I'm having difficulty getting my 10 year old to go along with our Halloween plans. She thinks she's absolutely too grown.
"Can't I be a witch or a fairy?" she tells me. No. No, No, No. This year, we're going as a group project, we're building a special memory. Her trick or treating years are limited, isn't it a great idea to start building a special memory? And perhaps it's the toil of '09 that's made a family changed, we've been given a new sense of urgency & appreciation; Appreciation for things we would never do, and also things we said we may one day do but never took seriously.
We're in a way now forced to take life less seriously, because the fact is one of the greatest parts of taking life more seriously is taking it less so. (Yes, there you have my thought for the day. In order to take life more seriously, you must take it less seriously. It makes sense after awhile.)
Because sometimes folks stifle their joy in order to be serious.
So I believe we're going to have to pay her. She says she'll do it for $100, but we think it's steep. I have a month to talk her down to $25. Honestly though, if Steven can agree be Tinky Winky, then what's she got to worry about? (That's right, baby, there's four of us & four of them.)
With insurance and hospital bills, brain surgery and its after effects, is it so wrong to want to have one trivial afternoon? One day to be silly? Hmmm.
I had this strange dream last night. I was out with friends, shopping or hanging out (which is strange, because I do not have friends with which I shop or hang out. Not one, let alone 3-4. I'm honestly not that friendly. And perhaps living in the South, when someone fails to convert me to their religion, I get frequently sacked. It's no big deal.)
Oh! So anyhow, these friends and I go to an Indian Restaurant. I'm a huge fan of Indian food, so this is pretty normal. But then I'm glancing over the menu, and notice a strange item.
Raccoon Curry
"Is that actual raccoon?" I ask the waitress. "Yes," she informs me, "it is real raccoon in a curry sauce." Oooh, I am thinking and discussing with my friends, about to order the exotic feast! "I've never had raccoon before!"
Then I woke up.
Completely the end of my raccoon tasting experience. They say dreams are suppose to teach you something, or maybe they're symbols. I wonder what Raccoon Curry means, and for some strange reason the idea of it doesn't completely offend me.
My mother mentioned today she wants to read my blog. "How do I get to it?" she asks. Hmmm.
My sister brought us supper today (thanks, you rock!) and sat next to me at the table while mom repeated her eloquent reading of David Sedaris, this time a chapter from Holidays On Ice. That's where her money be, I tell her. Sedaris books on tape in her priceless accent. It's a money idea. Though this chapter ended with a baby named Satan Speaks washed and dried in a machine. Not very holiday friendly, Mr. Sedaris. Just plain wrong! Hope the next chapter, entitled Dinah, the Christmas Whore, is easier for my mother to read. :)
Thanks for stopping in ~ Have a really great day...

Friday, September 4, 2009

Rest in Peace Halle

Hello!

Just wanted to stop in for a moment.
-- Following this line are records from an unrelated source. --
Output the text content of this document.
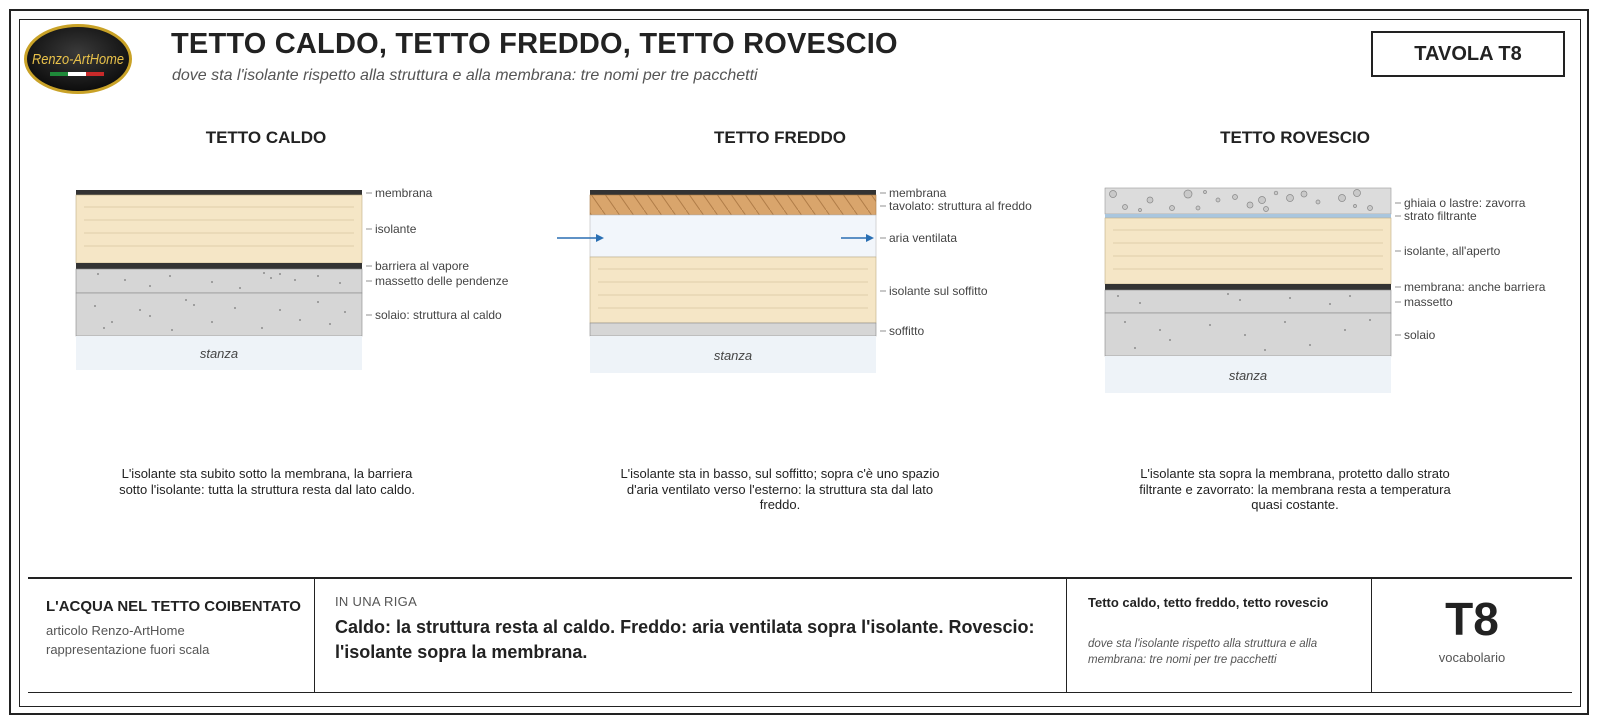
Renzo-ArtHome TETTO CALDO, TETTO FREDDO, TETTO ROVESCIO
dove sta l'isolante rispetto alla struttura e alla membrana: tre nomi per tre pacchetti
TAVOLA T8
TETTO CALDO	TETTO FREDDO	TETTO ROVESCIO
stanza
membrana
isolante
barriera al vapore
massetto delle pendenze
solaio: struttura al caldo
stanza
membrana
tavolato: struttura al freddo
aria ventilata
isolante sul soffitto
soffitto
stanza
ghiaia o lastre: zavorra
strato filtrante
isolante, all'aperto
membrana: anche barriera
massetto
solaio
L'isolante sta subito sotto la membrana, la barriera sotto l'isolante: tutta la struttura resta dal lato caldo.
L'isolante sta in basso, sul soffitto; sopra c'è uno spazio d'aria ventilato verso l'esterno: la struttura sta dal lato freddo.
L'isolante sta sopra la membrana, protetto dallo strato filtrante e zavorrato: la membrana resta a temperatura quasi costante.
L'ACQUA NEL TETTO COIBENTATO
articolo Renzo-ArtHome
rappresentazione fuori scala
IN UNA RIGA
Caldo: la struttura resta al caldo. Freddo: aria ventilata sopra l'isolante. Rovescio: l'isolante sopra la membrana.
Tetto caldo, tetto freddo, tetto rovescio
dove sta l'isolante rispetto alla struttura e alla membrana: tre nomi per tre pacchetti
T8
vocabolario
I'm still recovering, but better each day. My left eye, still gimpy. I've informed my husband he's now in charge of shaving my left armpit, I just can't see it. I go back to my NS next week, and he may possibly clear me for driving. It scares me a little since my vision is so bad, and they tell me it may take three months for this eye to heal. But I may be back in traffic next week (?) . Part of me needs to, I'm out of canvas, and no one will buy it.

When I look in the mirror, the hair sorta reminds me of when Naomi cut the ponytail off the front of her head. Like a childs first do it yourself haircut, lol! It's okay.

We're having a funeral for our cat today. She was sitting in the lawn watching the birds at the birdfeeder, and a pit bull and another dog came and killed her. She'd been our cat for almost seven years. I've had a sick feeling in my stomach all day. I'll miss her big orange moony eyes, and I suppose now it could be you'll think I'm one of those weird cat people, but here's a video of my sweet cat from last year on YouTube-




I just don't feel well. Rest in Peace, Miss Halle Berry.

You were a good cat, and black cats are highly underrated.